Preßnitztalbahner haben Europa zu Gast
Für drei Tage gesellen sich jetzt kleine Lokomotiven zu den Großen auf schmaler Spur dazu
Jöhstadt. Einmal im Jahr trifft sich die Arbeitsgemeinschaft Schmalspur bei einer im Betrieb befindlichen Schmalspurbahn in Deutschland oder Österreich. In diesem Jahr sind die Mitglieder der Interessengemeinschaft Preßnitztalbahn in Jöhstadt die Gastgeber für das dreitägige Spektakel, zu dem Modellbahner und Eisenbahnliebhaber aus ganz Deutschland, Tschechien, Österreich und den angrenzenden Ländern erwartet werden.

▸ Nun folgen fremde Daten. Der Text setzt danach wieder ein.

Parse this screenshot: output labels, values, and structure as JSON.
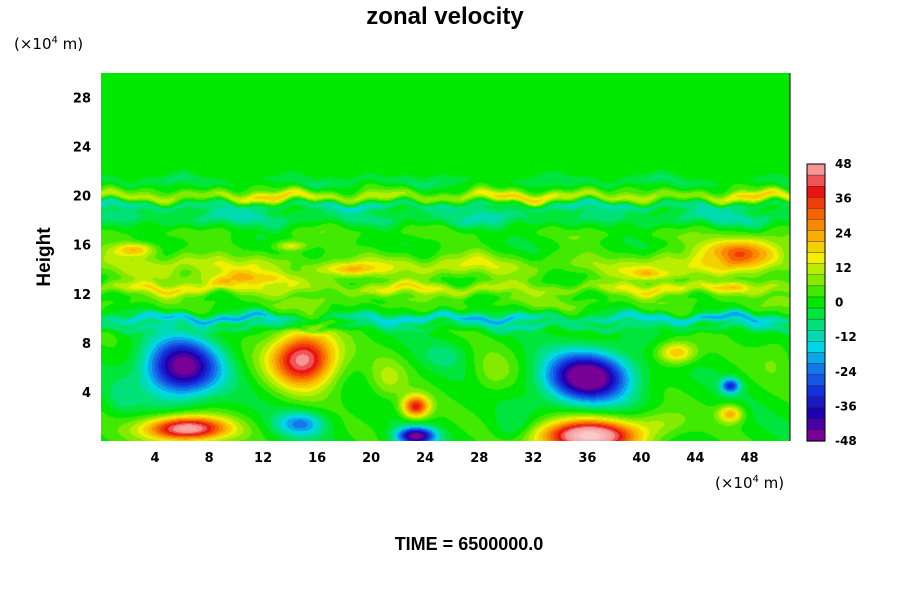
{
  "chart_data": {
    "type": "heatmap",
    "title": "zonal velocity",
    "ylabel": "Height",
    "xunit_prefix": "(×10",
    "xunit_exp": "4",
    "xunit_suffix": " m)",
    "yunit_prefix": "(×10",
    "yunit_exp": "4",
    "yunit_suffix": " m)",
    "footer": "TIME = 6500000.0",
    "xlim": [
      0,
      51
    ],
    "ylim": [
      0,
      30
    ],
    "xticks": [
      4,
      8,
      12,
      16,
      20,
      24,
      28,
      32,
      36,
      40,
      44,
      48
    ],
    "yticks": [
      4,
      8,
      12,
      16,
      20,
      24,
      28
    ],
    "colorbar": {
      "min": -48,
      "max": 48,
      "ticks": [
        48,
        36,
        24,
        12,
        0,
        -12,
        -24,
        -36,
        -48
      ]
    },
    "features": [
      {
        "type": "band",
        "y": 19.9,
        "width": 0.45,
        "value": 18
      },
      {
        "type": "band",
        "y": 19.2,
        "width": 0.35,
        "value": -12
      },
      {
        "type": "band",
        "y": 18.2,
        "width": 0.7,
        "value": -10
      },
      {
        "type": "band",
        "y": 17.0,
        "width": 0.6,
        "value": 4
      },
      {
        "type": "band",
        "y": 14.3,
        "width": 0.9,
        "value": 14
      },
      {
        "type": "band",
        "y": 12.4,
        "width": 0.5,
        "value": 16
      },
      {
        "type": "band",
        "y": 11.3,
        "width": 0.5,
        "value": 6
      },
      {
        "type": "band",
        "y": 10.0,
        "width": 0.35,
        "value": -20
      },
      {
        "type": "band",
        "y": 9.3,
        "width": 0.3,
        "value": -10
      },
      {
        "type": "band",
        "y": 21.2,
        "width": 0.35,
        "value": -6
      },
      {
        "type": "blob",
        "x": 2.5,
        "y": 15.6,
        "sx": 1.6,
        "sy": 0.6,
        "value": 22
      },
      {
        "type": "blob",
        "x": 11.0,
        "y": 13.2,
        "sx": 5.0,
        "sy": 0.6,
        "value": 16
      },
      {
        "type": "blob",
        "x": 18.5,
        "y": 14.0,
        "sx": 2.5,
        "sy": 0.5,
        "value": 14
      },
      {
        "type": "blob",
        "x": 14.0,
        "y": 15.9,
        "sx": 1.2,
        "sy": 0.4,
        "value": 16
      },
      {
        "type": "blob",
        "x": 41.0,
        "y": 13.6,
        "sx": 2.0,
        "sy": 0.5,
        "value": 16
      },
      {
        "type": "blob",
        "x": 47.5,
        "y": 15.5,
        "sx": 3.0,
        "sy": 1.1,
        "value": 30
      },
      {
        "type": "blob",
        "x": 46.5,
        "y": 12.6,
        "sx": 1.5,
        "sy": 0.4,
        "value": 14
      },
      {
        "type": "blob",
        "x": 6.0,
        "y": 6.0,
        "sx": 2.7,
        "sy": 2.3,
        "value": -50
      },
      {
        "type": "blob",
        "x": 15.0,
        "y": 6.7,
        "sx": 2.4,
        "sy": 2.2,
        "value": 50
      },
      {
        "type": "blob",
        "x": 6.3,
        "y": 1.0,
        "sx": 3.0,
        "sy": 1.0,
        "value": 55
      },
      {
        "type": "blob",
        "x": 36.0,
        "y": 5.2,
        "sx": 3.0,
        "sy": 2.0,
        "value": -55
      },
      {
        "type": "blob",
        "x": 36.0,
        "y": 0.4,
        "sx": 3.6,
        "sy": 1.3,
        "value": 60
      },
      {
        "type": "blob",
        "x": 23.3,
        "y": 2.8,
        "sx": 1.0,
        "sy": 0.9,
        "value": 40
      },
      {
        "type": "blob",
        "x": 23.3,
        "y": 0.4,
        "sx": 1.4,
        "sy": 0.7,
        "value": -48
      },
      {
        "type": "blob",
        "x": 14.8,
        "y": 1.4,
        "sx": 1.8,
        "sy": 1.0,
        "value": -22
      },
      {
        "type": "blob",
        "x": 25.5,
        "y": 7.0,
        "sx": 1.7,
        "sy": 1.2,
        "value": -6
      },
      {
        "type": "blob",
        "x": 46.6,
        "y": 4.5,
        "sx": 0.7,
        "sy": 0.6,
        "value": -32
      },
      {
        "type": "blob",
        "x": 46.6,
        "y": 2.2,
        "sx": 0.9,
        "sy": 0.7,
        "value": 24
      },
      {
        "type": "blob",
        "x": 42.6,
        "y": 7.2,
        "sx": 1.4,
        "sy": 0.9,
        "value": 24
      },
      {
        "type": "blob",
        "x": 21.2,
        "y": 5.0,
        "sx": 1.4,
        "sy": 1.7,
        "value": 10
      },
      {
        "type": "blob",
        "x": 29.0,
        "y": 5.5,
        "sx": 1.6,
        "sy": 1.8,
        "value": 8
      },
      {
        "type": "blob",
        "x": 30.5,
        "y": 1.0,
        "sx": 1.4,
        "sy": 1.2,
        "value": -8
      },
      {
        "type": "blob",
        "x": 41.5,
        "y": 1.5,
        "sx": 2.0,
        "sy": 1.1,
        "value": 10
      },
      {
        "type": "blob",
        "x": 50.0,
        "y": 7.0,
        "sx": 1.5,
        "sy": 2.0,
        "value": 6
      },
      {
        "type": "blob",
        "x": 1.5,
        "y": 3.5,
        "sx": 1.0,
        "sy": 1.3,
        "value": -6
      }
    ]
  }
}
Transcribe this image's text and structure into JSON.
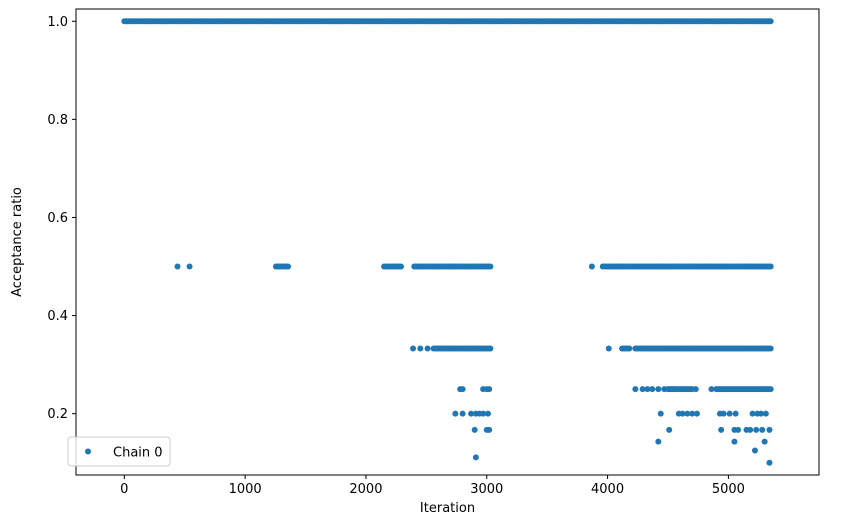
{
  "chart_data": {
    "type": "scatter",
    "xlabel": "Iteration",
    "ylabel": "Acceptance ratio",
    "xlim": [
      -400,
      5750
    ],
    "ylim": [
      0.075,
      1.025
    ],
    "x_ticks": [
      0,
      1000,
      2000,
      3000,
      4000,
      5000
    ],
    "y_ticks": [
      0.2,
      0.4,
      0.6,
      0.8,
      1.0
    ],
    "x_tick_labels": [
      "0",
      "1000",
      "2000",
      "3000",
      "4000",
      "5000"
    ],
    "y_tick_labels": [
      "0.2",
      "0.4",
      "0.6",
      "0.8",
      "1.0"
    ],
    "grid": false,
    "legend_position": "lower-left",
    "marker_color": "#1f77b4",
    "series": [
      {
        "name": "Chain 0",
        "bands": [
          {
            "y": 1.0,
            "x_ranges": [
              [
                0,
                5350
              ]
            ]
          },
          {
            "y": 0.5,
            "x": [
              440,
              540
            ],
            "x_ranges": [
              [
                1255,
                1355
              ],
              [
                2150,
                2290
              ],
              [
                2400,
                3030
              ],
              [
                3870,
                3870
              ],
              [
                3960,
                5350
              ]
            ]
          },
          {
            "y": 0.333,
            "x": [
              2390,
              2450,
              2510
            ],
            "x_ranges": [
              [
                2560,
                3030
              ],
              [
                4010,
                4010
              ],
              [
                4120,
                4180
              ],
              [
                4230,
                5350
              ]
            ]
          },
          {
            "y": 0.25,
            "x": [
              2780,
              2800,
              2970,
              3000,
              3020,
              4230,
              4290,
              4330,
              4370,
              4420,
              4470,
              4540,
              4730,
              4860
            ],
            "x_ranges": [
              [
                4500,
                4700
              ],
              [
                4900,
                5350
              ]
            ]
          },
          {
            "y": 0.2,
            "x": [
              2740,
              2800,
              2870,
              2910,
              2940,
              2970,
              3010,
              4440,
              4590,
              4620,
              4660,
              4700,
              4740,
              4930,
              4960,
              5010,
              5060,
              5200,
              5240,
              5270,
              5310
            ]
          },
          {
            "y": 0.167,
            "x": [
              2900,
              3000,
              3020,
              4510,
              4940,
              5050,
              5080,
              5150,
              5180,
              5230,
              5280,
              5340
            ]
          },
          {
            "y": 0.143,
            "x": [
              4420,
              5050,
              5300
            ]
          },
          {
            "y": 0.125,
            "x": [
              5220
            ]
          },
          {
            "y": 0.111,
            "x": [
              2910
            ]
          },
          {
            "y": 0.1,
            "x": [
              5340
            ]
          }
        ]
      }
    ]
  }
}
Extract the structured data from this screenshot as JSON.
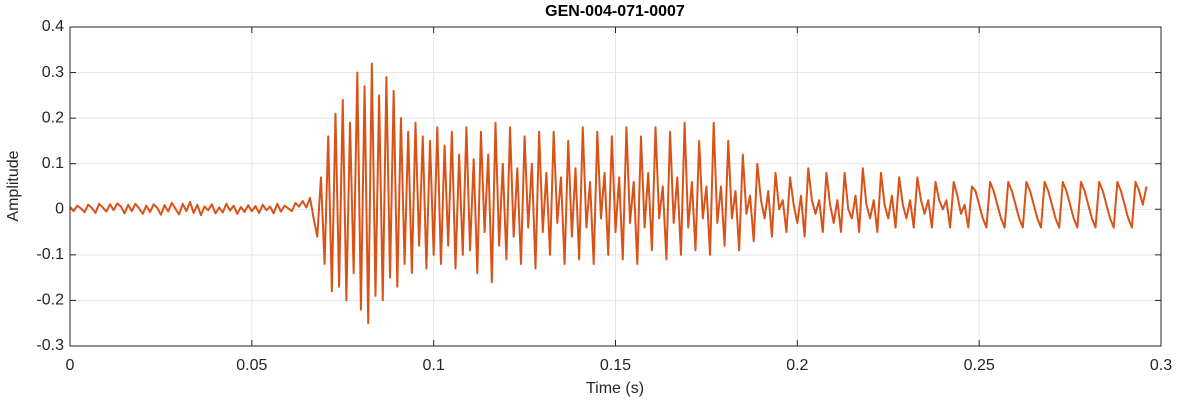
{
  "chart_data": {
    "type": "line",
    "title": "GEN-004-071-0007",
    "x_label": "Time (s)",
    "y_label": "Amplitude",
    "xlim": [
      0,
      0.3
    ],
    "xticks": [
      0,
      0.05,
      0.1,
      0.15,
      0.2,
      0.25,
      0.3
    ],
    "ylim": [
      -0.3,
      0.4
    ],
    "yticks": [
      -0.3,
      -0.2,
      -0.1,
      0,
      0.1,
      0.2,
      0.3,
      0.4
    ],
    "grid": true,
    "x": [
      0,
      0.001,
      0.002,
      0.003,
      0.004,
      0.005,
      0.006,
      0.007,
      0.008,
      0.009,
      0.01,
      0.011,
      0.012,
      0.013,
      0.014,
      0.015,
      0.016,
      0.017,
      0.018,
      0.019,
      0.02,
      0.021,
      0.022,
      0.023,
      0.024,
      0.025,
      0.026,
      0.027,
      0.028,
      0.029,
      0.03,
      0.031,
      0.032,
      0.033,
      0.034,
      0.035,
      0.036,
      0.037,
      0.038,
      0.039,
      0.04,
      0.041,
      0.042,
      0.043,
      0.044,
      0.045,
      0.046,
      0.047,
      0.048,
      0.049,
      0.05,
      0.051,
      0.052,
      0.053,
      0.054,
      0.055,
      0.056,
      0.057,
      0.058,
      0.059,
      0.06,
      0.061,
      0.062,
      0.063,
      0.064,
      0.065,
      0.066,
      0.067,
      0.068,
      0.069,
      0.07,
      0.071,
      0.072,
      0.073,
      0.074,
      0.075,
      0.076,
      0.077,
      0.078,
      0.079,
      0.08,
      0.081,
      0.082,
      0.083,
      0.084,
      0.085,
      0.086,
      0.087,
      0.088,
      0.089,
      0.09,
      0.091,
      0.092,
      0.093,
      0.094,
      0.095,
      0.096,
      0.097,
      0.098,
      0.099,
      0.1,
      0.101,
      0.102,
      0.103,
      0.104,
      0.105,
      0.106,
      0.107,
      0.108,
      0.109,
      0.11,
      0.111,
      0.112,
      0.113,
      0.114,
      0.115,
      0.116,
      0.117,
      0.118,
      0.119,
      0.12,
      0.121,
      0.122,
      0.123,
      0.124,
      0.125,
      0.126,
      0.127,
      0.128,
      0.129,
      0.13,
      0.131,
      0.132,
      0.133,
      0.134,
      0.135,
      0.136,
      0.137,
      0.138,
      0.139,
      0.14,
      0.141,
      0.142,
      0.143,
      0.144,
      0.145,
      0.146,
      0.147,
      0.148,
      0.149,
      0.15,
      0.151,
      0.152,
      0.153,
      0.154,
      0.155,
      0.156,
      0.157,
      0.158,
      0.159,
      0.16,
      0.161,
      0.162,
      0.163,
      0.164,
      0.165,
      0.166,
      0.167,
      0.168,
      0.169,
      0.17,
      0.171,
      0.172,
      0.173,
      0.174,
      0.175,
      0.176,
      0.177,
      0.178,
      0.179,
      0.18,
      0.181,
      0.182,
      0.183,
      0.184,
      0.185,
      0.186,
      0.187,
      0.188,
      0.189,
      0.19,
      0.191,
      0.192,
      0.193,
      0.194,
      0.195,
      0.196,
      0.197,
      0.198,
      0.199,
      0.2,
      0.201,
      0.202,
      0.203,
      0.204,
      0.205,
      0.206,
      0.207,
      0.208,
      0.209,
      0.21,
      0.211,
      0.212,
      0.213,
      0.214,
      0.215,
      0.216,
      0.217,
      0.218,
      0.219,
      0.22,
      0.221,
      0.222,
      0.223,
      0.224,
      0.225,
      0.226,
      0.227,
      0.228,
      0.229,
      0.23,
      0.231,
      0.232,
      0.233,
      0.234,
      0.235,
      0.236,
      0.237,
      0.238,
      0.239,
      0.24,
      0.241,
      0.242,
      0.243,
      0.244,
      0.245,
      0.246,
      0.247,
      0.248,
      0.249,
      0.25,
      0.251,
      0.252,
      0.253,
      0.254,
      0.255,
      0.256,
      0.257,
      0.258,
      0.259,
      0.26,
      0.261,
      0.262,
      0.263,
      0.264,
      0.265,
      0.266,
      0.267,
      0.268,
      0.269,
      0.27,
      0.271,
      0.272,
      0.273,
      0.274,
      0.275,
      0.276,
      0.277,
      0.278,
      0.279,
      0.28,
      0.281,
      0.282,
      0.283,
      0.284,
      0.285,
      0.286,
      0.287,
      0.288,
      0.289,
      0.29,
      0.291,
      0.292,
      0.293,
      0.294,
      0.295,
      0.296
    ],
    "series": [
      {
        "color": "#d95319",
        "values": [
          0.005,
          -0.004,
          0.008,
          0.002,
          -0.006,
          0.01,
          0.003,
          -0.008,
          0.012,
          0.004,
          -0.005,
          0.011,
          -0.002,
          0.013,
          0.006,
          -0.009,
          0.01,
          -0.004,
          0.012,
          0.002,
          -0.01,
          0.008,
          -0.006,
          0.011,
          0.003,
          -0.012,
          0.009,
          -0.005,
          0.014,
          0.001,
          -0.011,
          0.012,
          -0.004,
          0.016,
          -0.008,
          0.01,
          -0.013,
          0.006,
          -0.002,
          0.011,
          -0.009,
          0.004,
          -0.007,
          0.012,
          -0.003,
          0.008,
          -0.01,
          0.005,
          -0.006,
          0.009,
          -0.004,
          0.007,
          -0.008,
          0.01,
          -0.002,
          0.006,
          -0.009,
          0.012,
          -0.005,
          0.008,
          0.002,
          -0.004,
          0.014,
          0.006,
          0.018,
          0.004,
          0.025,
          -0.02,
          -0.06,
          0.07,
          -0.12,
          0.16,
          -0.18,
          0.21,
          -0.17,
          0.24,
          -0.2,
          0.19,
          -0.14,
          0.3,
          -0.22,
          0.27,
          -0.25,
          0.32,
          -0.19,
          0.25,
          -0.2,
          0.29,
          -0.15,
          0.26,
          -0.17,
          0.2,
          -0.12,
          0.17,
          -0.14,
          0.19,
          -0.08,
          0.16,
          -0.13,
          0.15,
          -0.1,
          0.18,
          -0.12,
          0.14,
          -0.08,
          0.17,
          -0.13,
          0.12,
          -0.1,
          0.18,
          -0.09,
          0.11,
          -0.14,
          0.17,
          -0.05,
          0.12,
          -0.16,
          0.19,
          -0.08,
          0.1,
          -0.11,
          0.18,
          -0.06,
          0.09,
          -0.12,
          0.16,
          -0.04,
          0.1,
          -0.13,
          0.17,
          -0.05,
          0.08,
          -0.1,
          0.17,
          -0.03,
          0.07,
          -0.12,
          0.15,
          -0.06,
          0.09,
          -0.11,
          0.18,
          -0.04,
          0.06,
          -0.12,
          0.17,
          -0.02,
          0.08,
          -0.1,
          0.16,
          -0.05,
          0.07,
          -0.11,
          0.18,
          -0.03,
          0.06,
          -0.12,
          0.16,
          -0.04,
          0.08,
          -0.09,
          0.18,
          -0.02,
          0.05,
          -0.11,
          0.17,
          -0.03,
          0.07,
          -0.1,
          0.19,
          -0.04,
          0.06,
          -0.09,
          0.15,
          -0.02,
          0.05,
          -0.1,
          0.19,
          -0.03,
          0.05,
          -0.08,
          0.15,
          -0.02,
          0.04,
          -0.09,
          0.12,
          -0.01,
          0.03,
          -0.07,
          0.1,
          0.02,
          -0.02,
          0.04,
          -0.06,
          0.08,
          0,
          0.02,
          -0.05,
          0.07,
          0.01,
          -0.03,
          0.03,
          -0.06,
          0.09,
          0.02,
          -0.01,
          0.02,
          -0.05,
          0.08,
          0.01,
          -0.03,
          0.02,
          -0.05,
          0.08,
          0,
          -0.02,
          0.03,
          -0.05,
          0.09,
          0.01,
          -0.02,
          0.02,
          -0.05,
          0.08,
          0.01,
          -0.02,
          0.03,
          -0.04,
          0.07,
          0.01,
          -0.02,
          0.02,
          -0.04,
          0.07,
          0.02,
          -0.01,
          0.02,
          -0.04,
          0.06,
          0.02,
          0,
          0.02,
          -0.04,
          0.06,
          0.03,
          -0.01,
          0.01,
          -0.04,
          0.05,
          0.04,
          0.01,
          -0.02,
          -0.04,
          0.06,
          0.04,
          0.01,
          -0.02,
          -0.04,
          0.06,
          0.04,
          0.01,
          -0.02,
          -0.04,
          0.06,
          0.04,
          0.01,
          -0.02,
          -0.04,
          0.06,
          0.04,
          0.01,
          -0.02,
          -0.04,
          0.06,
          0.04,
          0.01,
          -0.02,
          -0.04,
          0.06,
          0.04,
          0.01,
          -0.02,
          -0.04,
          0.06,
          0.04,
          0.01,
          -0.02,
          -0.04,
          0.06,
          0.04,
          0.01,
          -0.02,
          -0.04,
          0.06,
          0.04,
          0.01,
          0.05
        ]
      }
    ]
  }
}
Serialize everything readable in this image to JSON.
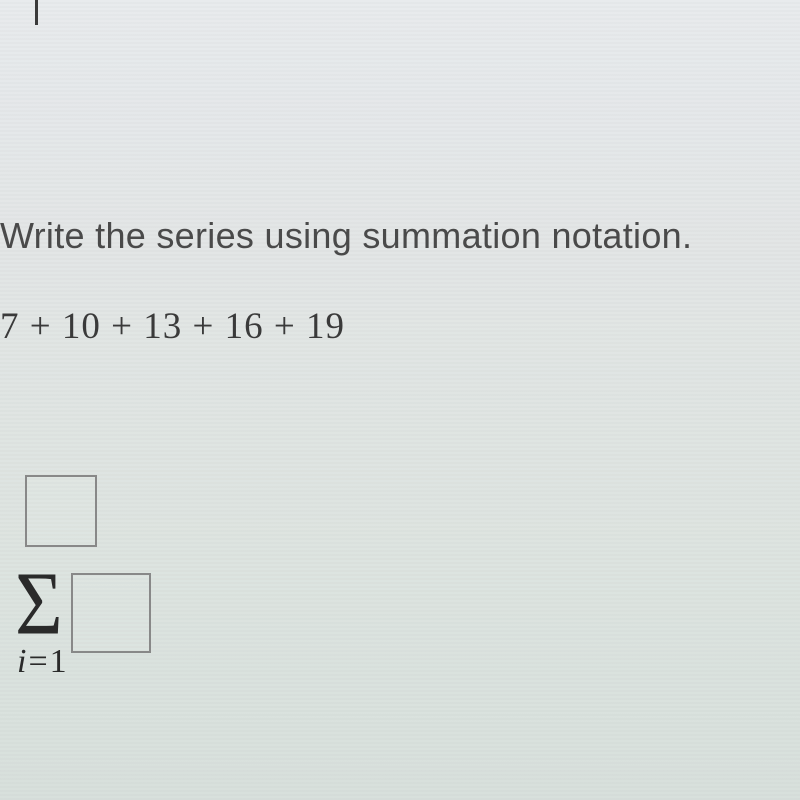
{
  "question": {
    "prompt": "Write the series using summation notation.",
    "series_expression": "7 + 10 + 13 + 16 + 19"
  },
  "summation": {
    "sigma_symbol": "Σ",
    "lower_index_var": "i",
    "lower_index_eq": "=",
    "lower_index_val": "1",
    "upper_box_value": "",
    "expression_box_value": ""
  },
  "styling": {
    "background_top": "#e8ebed",
    "background_bottom": "#d8e0dc",
    "text_color": "#4a4a4a",
    "math_color": "#3a3a3a",
    "box_border": "#888888",
    "question_fontsize": 36,
    "series_fontsize": 37,
    "sigma_fontsize": 82,
    "limit_fontsize": 34,
    "box_size": 75
  }
}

Von Sonnabend bis Montag präsentieren sie in der Fahrzeughalle in Schlössel Anlagen in Baugrößen zwischen TT und 1.13 aus allen Bereichen der Schmalspur, kündigt Peter Höhn an, Vorsitzender der Arbeitsgemeinschaft. "Das Hauptaugenmerk der Modulanlagen und Schaustücke wird voraussichtlich bei Vorbildern aus Deutschland und Österreich liegen", geht er ins Detail. Parallel dazu würden amerikanische und osteuropäische Vorbilder für internationales Flair sorgen.
Die Arbeitsgemeinschaft existiert seit knapp 30 Jahren. "1983 fanden sich in Hannover fast 30 Anhänger schmalspuriger Eisenbahnen zusammen - Modelleisenbahner, Journalisten, Historiker, Fachhändler und andere", blickt Peter Höhn auf die Anfänge zurück. Das sei gewissermaßen die Gründungsversammlung gewesen, auch wenn die Registrierung als eingetragener Verein erst zehn Jahre später erfolgte.
Das Interesse der Mitglieder gilt allen Facetten schmalspuriger Eisenbahnen - Werks- und Museumsbahnen genauso wie Feld-, Wald- und Wiesenbahnen sowie schmalspurigen Eisenbahnen im Personennahverkehr, erklärt der Dresdener. Und das treffe sowohl auf die Originale als auch auf die Modelle en miniature zu. "Uns begeistert die fortschrittlich ausgestattete Alpenbahn genauso wie der gute alte, pannengeplagte Dschungelexpress", sagt Peter Höhn. Zudem werde bei den Schmalspurbahnern geforscht und dokumentiert, publiziert und experimentiert, restauriert und fabriziert, gehandelt und getauscht, diskutiert und gespielt.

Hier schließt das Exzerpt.